Re: [PATCH v3] af_packet: Handle outgoing VLAN packets without hardware offloading
From: Willem de Bruijn
Date: Mon May 27 2024 - 11:05:47 EST
Include target: net vs net-next
[PATCH net v3]
Chengen Du wrote:
> The issue initially stems from libpcap [1]. In the outbound packet path,
> if hardware VLAN offloading is unavailable, the VLAN tag is inserted into
> the payload but then cleared from the sk_buff struct. Consequently, this
> can lead to a false negative when checking for the presence of a VLAN tag,
> causing the packet sniffing outcome to lack VLAN tag information (i.e.,
> TCI-TPID). As a result, the packet capturing tool may be unable to parse
> packets as expected.
>
> The TCI-TPID is missing because the prb_fill_vlan_info() function does not
> modify the tp_vlan_tci/tp_vlan_tpid values, as the information is in the
> payload and not in the sk_buff struct. The skb_vlan_tag_present() function
> only checks vlan_all in the sk_buff struct. In cooked mode, the L2 header
> is stripped, preventing the packet capturing tool from determining the
> correct TCI-TPID value. Additionally, the protocol in SLL is incorrect,
> which means the packet capturing tool cannot parse the L3 header correctly.
>
This does not add much context over v1 of the patch. But at least a
pointer to context.
> [1] https://github.com/the-tcpdump-group/libpcap/issues/1105
Prefer Link: $URL
Please also add a Link to the conversation on patch 1:
Link: https://lore.kernel.org/netdev/20240520070348.26725-1-chengen.du@xxxxxxxxxxxxx/T/#u
> Fixes: f6fb8f100b80 ("af-packet: TPACKET_V3 flexible buffer implementation.")

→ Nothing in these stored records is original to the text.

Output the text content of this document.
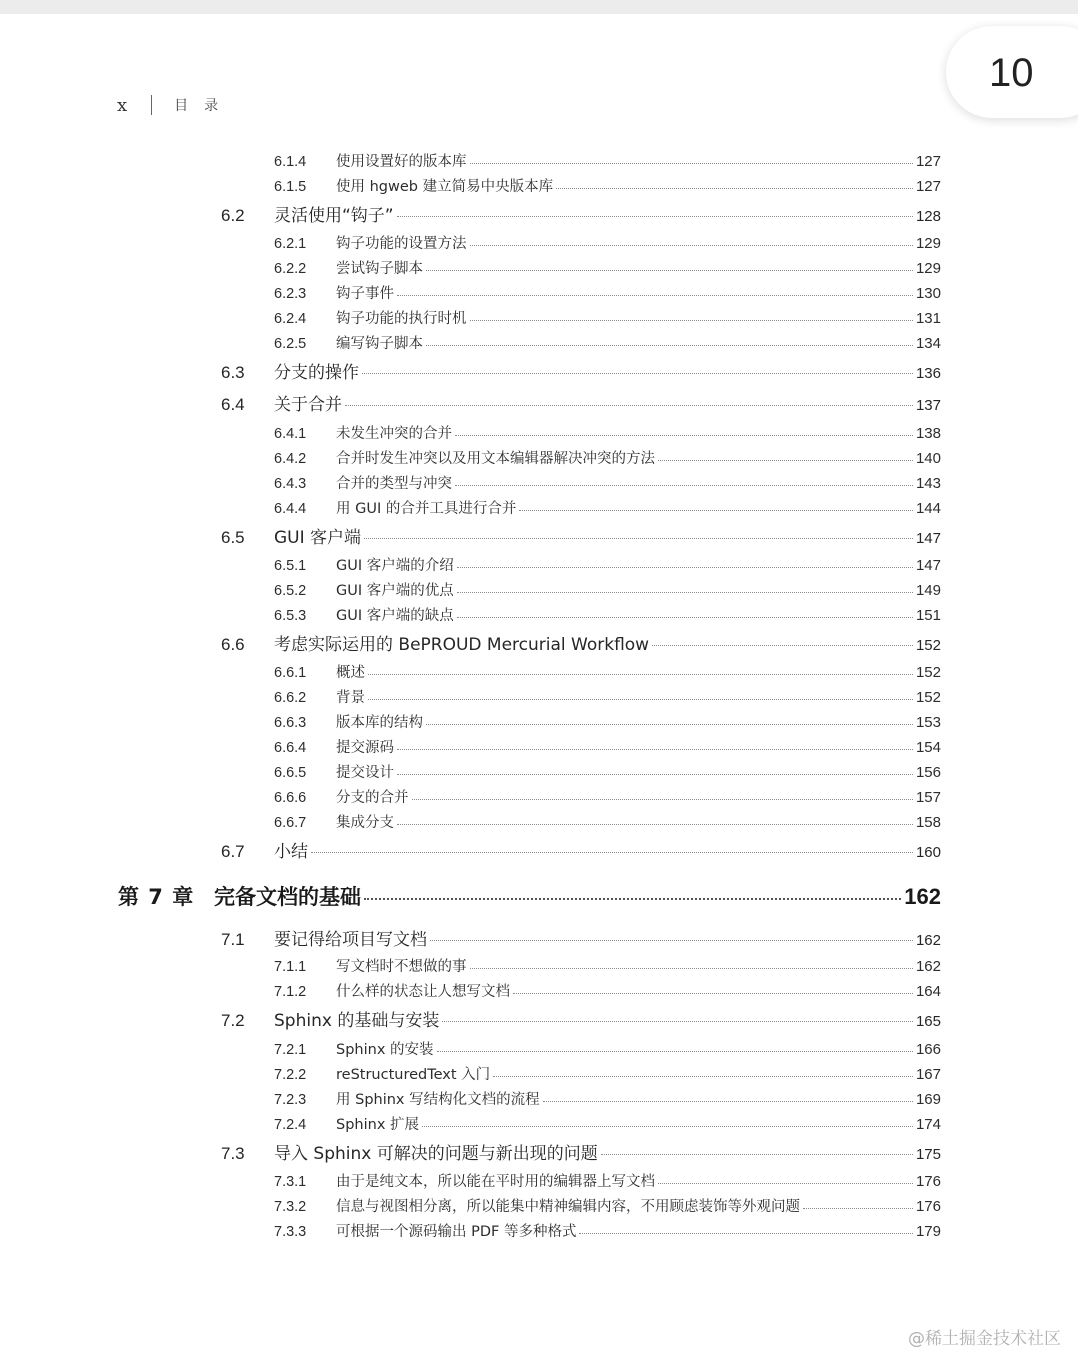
10
x	目录
6.1.4	使用设置好的版本库	127
6.1.5	使用 hgweb 建立简易中央版本库	127
6.2	灵活使用“钩子”	128
6.2.1	钩子功能的设置方法	129
6.2.2	尝试钩子脚本	129
6.2.3	钩子事件	130
6.2.4	钩子功能的执行时机	131
6.2.5	编写钩子脚本	134
6.3	分支的操作	136
6.4	关于合并	137
6.4.1	未发生冲突的合并	138
6.4.2	合并时发生冲突以及用文本编辑器解决冲突的方法	140
6.4.3	合并的类型与冲突	143
6.4.4	用 GUI 的合并工具进行合并	144
6.5	GUI 客户端	147
6.5.1	GUI 客户端的介绍	147
6.5.2	GUI 客户端的优点	149
6.5.3	GUI 客户端的缺点	151
6.6	考虑实际运用的 BePROUD Mercurial Workflow	152
6.6.1	概述	152
6.6.2	背景	152
6.6.3	版本库的结构	153
6.6.4	提交源码	154
6.6.5	提交设计	156
6.6.6	分支的合并	157
6.6.7	集成分支	158
6.7	小结	160
第 7 章 完备文档的基础	162
7.1	要记得给项目写文档	162
7.1.1	写文档时不想做的事	162
7.1.2	什么样的状态让人想写文档	164
7.2	Sphinx 的基础与安装	165
7.2.1	Sphinx 的安装	166
7.2.2	reStructuredText 入门	167
7.2.3	用 Sphinx 写结构化文档的流程	169
7.2.4	Sphinx 扩展	174
7.3	导入 Sphinx 可解决的问题与新出现的问题	175
7.3.1	由于是纯文本，所以能在平时用的编辑器上写文档	176
7.3.2	信息与视图相分离，所以能集中精神编辑内容，不用顾虑装饰等外观问题	176
7.3.3	可根据一个源码输出 PDF 等多种格式	179
@稀土掘金技术社区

The referenced commit only introduces v3. The code changes to
tpacket_rcv and packet_recvmsg indicate that this goes back further.
Let's say to the introduction of explicitly passing VLAN information:
Fixes: 393e52e33c6c ("packet: deliver VLAN TCI to userspace")
> Cc: stable@xxxxxxxxxxxxxxx
> Signed-off-by: Chengen Du <chengen.du@xxxxxxxxxxxxx>
> ---
> net/packet/af_packet.c | 18 ++++++++++++++++--
> 1 file changed, 16 insertions(+), 2 deletions(-)
>
> diff --git a/net/packet/af_packet.c b/net/packet/af_packet.c
> index ea3ebc160e25..82b36e90d73b 100644
> --- a/net/packet/af_packet.c
> +++ b/net/packet/af_packet.c
> @@ -1011,6 +1011,10 @@ static void prb_fill_vlan_info(struct tpacket_kbdq_core *pkc,
> ppd->hv1.tp_vlan_tci = skb_vlan_tag_get(pkc->skb);
> ppd->hv1.tp_vlan_tpid = ntohs(pkc->skb->vlan_proto);
> ppd->tp_status = TP_STATUS_VLAN_VALID | TP_STATUS_VLAN_TPID_VALID;
> + } else if (eth_type_vlan(pkc->skb->protocol)) {
> + ppd->hv1.tp_vlan_tci = ntohs(vlan_eth_hdr(pkc->skb)->h_vlan_TCI);
Careful about packet length. A malicious packet can be inserted that
is an Ethernet header with zero payload, but ETH_P_8021Q as h_proto.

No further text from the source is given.